Installation Effects on Highly Loaded Turboprop S-Duct Intake Proximity

Abstract

S-duct intake of a highly loaded turboprop installed on a channel wing was investigated for the interaction effects using computational fluid dynamics. Performance effects on the aerodynamic interface plane (AIP) were compared for varying the intake proximity to propeller mid-plane and nacelle hub. A wrap-around intake with a length aspect ratio of L/D = 3 was used for the analysis. Propeller slipstream was approximated with an actuator disc model. Steady-state RANS simulations was run for cruise condition.
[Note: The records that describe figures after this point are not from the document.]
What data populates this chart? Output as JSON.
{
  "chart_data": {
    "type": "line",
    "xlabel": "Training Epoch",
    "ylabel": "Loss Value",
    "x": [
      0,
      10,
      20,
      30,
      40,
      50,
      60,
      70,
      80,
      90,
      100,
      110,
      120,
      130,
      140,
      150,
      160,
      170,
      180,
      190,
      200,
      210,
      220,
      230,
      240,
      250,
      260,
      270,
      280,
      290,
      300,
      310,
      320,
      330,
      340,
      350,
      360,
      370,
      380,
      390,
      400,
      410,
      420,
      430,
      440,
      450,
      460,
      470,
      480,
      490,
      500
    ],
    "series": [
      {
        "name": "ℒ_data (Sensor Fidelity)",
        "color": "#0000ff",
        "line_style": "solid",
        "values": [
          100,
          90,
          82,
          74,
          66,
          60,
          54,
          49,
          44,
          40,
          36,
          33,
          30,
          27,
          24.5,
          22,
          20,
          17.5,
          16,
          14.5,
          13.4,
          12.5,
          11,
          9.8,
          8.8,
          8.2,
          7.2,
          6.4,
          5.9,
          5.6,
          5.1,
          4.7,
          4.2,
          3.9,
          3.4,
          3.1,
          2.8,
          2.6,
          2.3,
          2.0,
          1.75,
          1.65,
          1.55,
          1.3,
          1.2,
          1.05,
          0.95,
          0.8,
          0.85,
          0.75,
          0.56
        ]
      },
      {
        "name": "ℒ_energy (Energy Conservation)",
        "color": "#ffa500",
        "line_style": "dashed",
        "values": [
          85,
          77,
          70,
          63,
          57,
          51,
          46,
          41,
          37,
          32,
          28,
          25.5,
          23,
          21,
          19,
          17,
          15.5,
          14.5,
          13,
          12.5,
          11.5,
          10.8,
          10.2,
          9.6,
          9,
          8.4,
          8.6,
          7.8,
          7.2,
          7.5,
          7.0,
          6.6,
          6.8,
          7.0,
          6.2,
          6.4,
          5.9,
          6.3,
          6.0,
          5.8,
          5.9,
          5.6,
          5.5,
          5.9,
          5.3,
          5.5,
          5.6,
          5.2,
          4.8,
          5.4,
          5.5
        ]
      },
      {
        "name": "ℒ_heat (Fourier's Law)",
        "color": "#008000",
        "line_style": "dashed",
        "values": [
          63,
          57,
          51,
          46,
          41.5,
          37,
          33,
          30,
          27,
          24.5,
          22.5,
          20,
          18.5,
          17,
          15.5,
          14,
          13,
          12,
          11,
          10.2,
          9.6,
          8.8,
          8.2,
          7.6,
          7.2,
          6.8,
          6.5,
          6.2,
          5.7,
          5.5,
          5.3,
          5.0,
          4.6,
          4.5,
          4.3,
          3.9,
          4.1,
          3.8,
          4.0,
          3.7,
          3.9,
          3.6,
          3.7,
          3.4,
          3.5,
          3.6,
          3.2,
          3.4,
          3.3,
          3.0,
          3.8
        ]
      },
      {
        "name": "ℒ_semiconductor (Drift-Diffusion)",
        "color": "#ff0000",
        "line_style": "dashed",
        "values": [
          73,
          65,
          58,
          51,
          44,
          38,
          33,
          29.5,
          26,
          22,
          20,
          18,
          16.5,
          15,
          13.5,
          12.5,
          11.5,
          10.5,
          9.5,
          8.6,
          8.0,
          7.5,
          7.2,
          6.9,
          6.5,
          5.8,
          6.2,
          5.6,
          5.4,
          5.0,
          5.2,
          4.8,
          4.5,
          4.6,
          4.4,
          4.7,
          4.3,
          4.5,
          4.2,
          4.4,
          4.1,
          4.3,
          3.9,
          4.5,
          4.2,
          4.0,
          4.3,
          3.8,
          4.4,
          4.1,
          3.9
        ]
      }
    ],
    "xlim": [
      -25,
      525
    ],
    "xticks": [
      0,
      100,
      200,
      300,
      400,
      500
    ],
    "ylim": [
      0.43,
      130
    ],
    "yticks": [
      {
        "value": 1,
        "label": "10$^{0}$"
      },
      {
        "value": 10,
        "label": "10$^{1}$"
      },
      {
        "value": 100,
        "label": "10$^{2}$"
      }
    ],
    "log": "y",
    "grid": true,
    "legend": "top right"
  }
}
The performance was analysed in terms of total pressure recovery and distortion coefficients on AIP. Circumferential and radial distortion intensity descriptors were used along with standard coefficients for the distortion levels. Gain in total pressure recovery was achieved when the intake distance to nacelle hub was increased, whereas it was decreased with farther distance to actuator disc. The larger gap between the nacelle hub and the S-duct intake increased both the distortion coefficient and circumferential intensity on the AIP, as opposed to the decrease in radial distortion intensity. A different trend was observed for the intakes closest to the actuator disc, which showed higher recovery, experienced lower distortion except in radial direction. Analysis of the swirl distortion coefficient on the intake AIP revealed multiple peaks along the circumference. The comparison of maximum positive peaks confirmed a decrease with increasing distance to nacelle hub as the radial distortion intensity. The negative swirl peak comparison revealed an increase with increasing distance to nacelle hub, similar to distortion coefficient. The results will serve as guidelines for the S-duct intake design process and its integration into highly loaded turboprop nacelle of the high-lift aircraft.